I'm trying to use DFS to traverse my graph. My function is dfs(cost_matrix, start_point, goals_array). I am putting the path followed to any ONE of the GOAL states by the DFS algorithm in a list. I can't seem to figure out when to append and pop items from the list during traversal. I know that once the goal state is reached i can just break from the loop. I am using the stack method of DFS iteratively.
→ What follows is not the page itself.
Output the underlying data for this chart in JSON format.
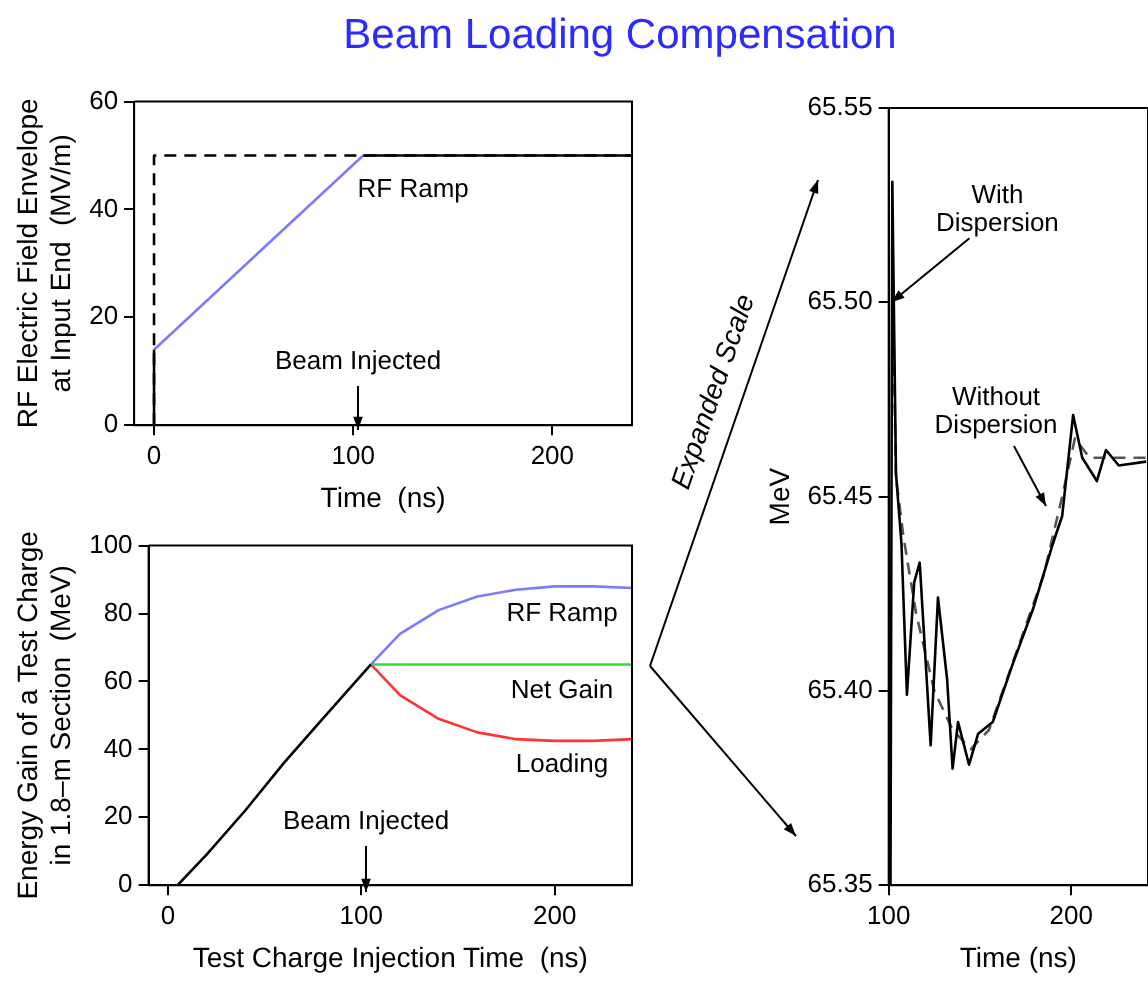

def DFS_Traversal(cost, start_point, goals):
num = len(cost)
visited = [0] * num
visited[start_point] = 1
stack = []
stack.append(start_point)
l = [] #used to store the final path
l.append(start_point)
while(len(stack)):
s = stack.pop()
if(visited[s] == 0):
visited[s] = 1
if s in goals:
break
for i in range (1, num): #going across the matrix
if (cost[s][i] != -1 || cost[s][i] != 0):
stack.append(i) #adding members to the stack
return l
Taken and modified a bit, to fit the requirement in the question and break when find one of the goals - from here:
from collections import defaultdict
# This class represents a directed graph using
# adjacency list representation
class Graph:
# Constructor
def __init__(self):
# default dictionary to store graph
self.graph = defaultdict(list)
# function to add an edge to graph
def addEdge(self, u, v):
self.graph[u].append(v)
# A function used by DFS
def DFSUtil(self, v, visited, goals):
# Mark the current node as visited
# and print it
print(" ")
visited[v] = True
for goal in goals:
if v == goal:
print(f"found {v} - finish!")
return
print(v, end = ' ')
# Recur for all the vertices
# adjacent to this vertex
for i in self.graph[v]:
if visited[i] == False:
self.DFSUtil(i, visited, goals)
# The function to do DFS traversal. It uses
# recursive DFSUtil()
def DFS(self, v, goals):
# Mark all the vertices as not visited
visited = [False] * (max(self.graph)+1)
# Call the recursive helper function
# to print DFS traversal
self.DFSUtil(v, visited, goals)
# Driver code
# Create a graph given
# in the above diagram
g = Graph()
g.addEdge(0, 1)
g.addEdge(0, 2)
g.addEdge(1, 2)
g.addEdge(2, 0)
g.addEdge(2, 3)
g.addEdge(3, 3)
print("Following is DFS from (starting from vertex 2)")
g.DFS(2, [1,4])
output:
Following is DFS from (starting from vertex 2)
2
0
found 1 - finish!